Beyond Hand Embroidery: The Basics of Embroidery Machines
Thanks to advances in technology, embroidering on a machine is now possible. If you’re looking to delve into the wonderful world of machine embroidery, let me give you a few pointers:
- Choose the right machine. Not all embroidery machines are created equal. You’ll need to consider your skill level and budget, along with available space and the products you wish to create. Some sewing machines can easily be converted into embroidery machines. Weigh your options carefully, read reviews, and ask seasoned stitchers for recommendations.
- Get acquainted with machine embroidery. Tutorials are your friend! I recommend the Absolute Beginner Machine Embroidery series by Quilt Videos on YouTube.
- Don’t stress. Beginning a new crafty pursuit can be nerve-wracking. View machine embroidery as an adventure rather than a craft to master. Enjoy the learning process, and don’t be too hard on yourself.
- Choose a beginner project. As you gain experience, you can move onto complex projects. In the beginning, I recommend choosing projects that are relatively easy and don’t take ages to complete.
- Test on scrap fabric. Before you begin embroidering on a machine, test the stitches you’ll be using on scrap fabric. Make sure the test fabric is similar to the fabric you’ll be stitching your project on.
The Finishing Touch: What to Do with Finished Embroidery Projects
You’ve finished your first embroidery project. Congratulations! But now what? There are countless ways to display your finished projects. Here are just a few:
- Display your project in an embroidery hoop or frame.
- Sew your finished piece onto a pillow, quilt, or tea towel.
- Add the finished work to a garment.
- Spruce up plain sheets or pillow cases.
- Transform your work into a gift. Any of the items mentioned above make excellent gifts. You can also create mug rugs and tote bags with your embroidery projects, all of which are gift-worthy.
Connect with Other Crafters
Now that you’ve officially taken a dive down the embroidery rabbit hole, it’s time to connect with fellow crafters! If there’s a needlework shop in your area, check to see if there are clubs, classes, or upcoming meet-ups.
If you don’t have a local needlework shop or meet-up, no worries! The online crafting community is booming. The vast majority of crafty folks with an online presence are warm and welcoming. Instagram is a wonderful place to connect with fellow needlework fans and to find endless inspiration. I recommend checking out the following hashtags on social media.
Warning: The following hashtags may lead to hours of scrolling and a trip to your local craft store!
In addition to Instagram, there are many groups on Facebook dedicated to hand and machine embroidery. Many friendships have been built thanks to these groups. You can connect with fellow crafters across the globe, ask for tips and advice, and share your projects.

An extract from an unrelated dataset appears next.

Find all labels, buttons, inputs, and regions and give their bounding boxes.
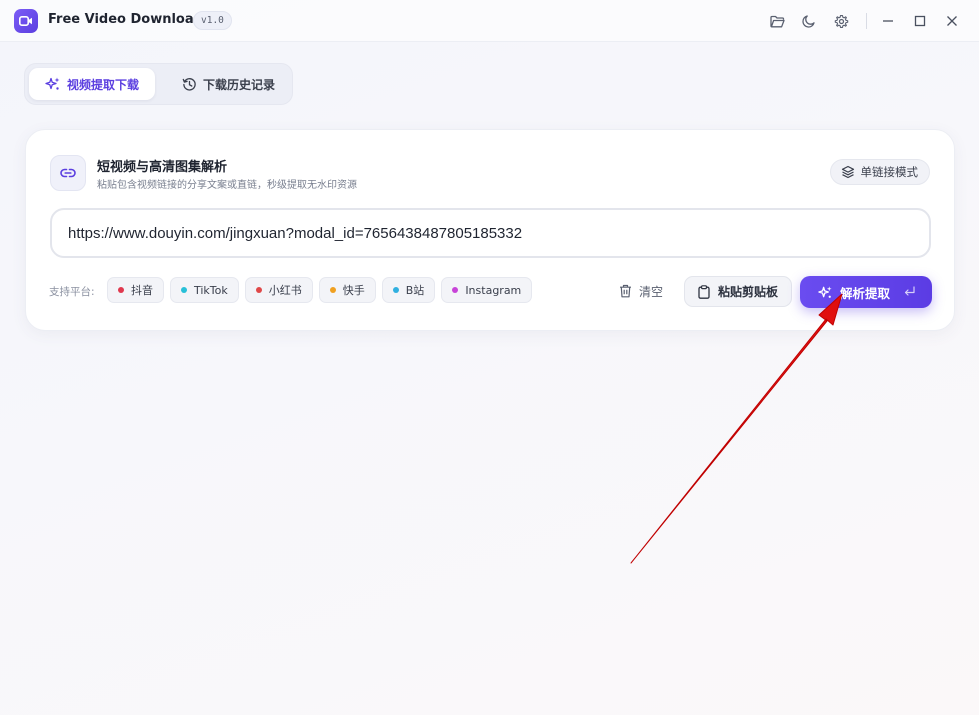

If you need further inspiration, there are many excellent educational, inspiring, and downright fun needlework podcasts on YouTube. Arne and Carlos are a talented designer duo who enjoy multiple crafty pursuits and love sharing their crafts with viewers.
Sherry Iris, who hosts the Stitchy Podcast, creates beautiful embroidery projects. She also enjoys knitting, crochet, and sewing, so prepare to be seriously inspired!
A Final Note on Embroidery
I hope this beginner’s guide gives you the information, inspiration, and confidence you need to begin your embroidery journey. As you continue to learn, don’t be afraid to reach out for help. As you become acquainted with the craft, I encourage you to share your knowledge!
Embroidery is a versatile craft that people of all ages can learn and enjoy. Choose projects that you love, and strive for a fun experience instead of a perfectly stitched project.
From one embroidery lover to another, happy crafting!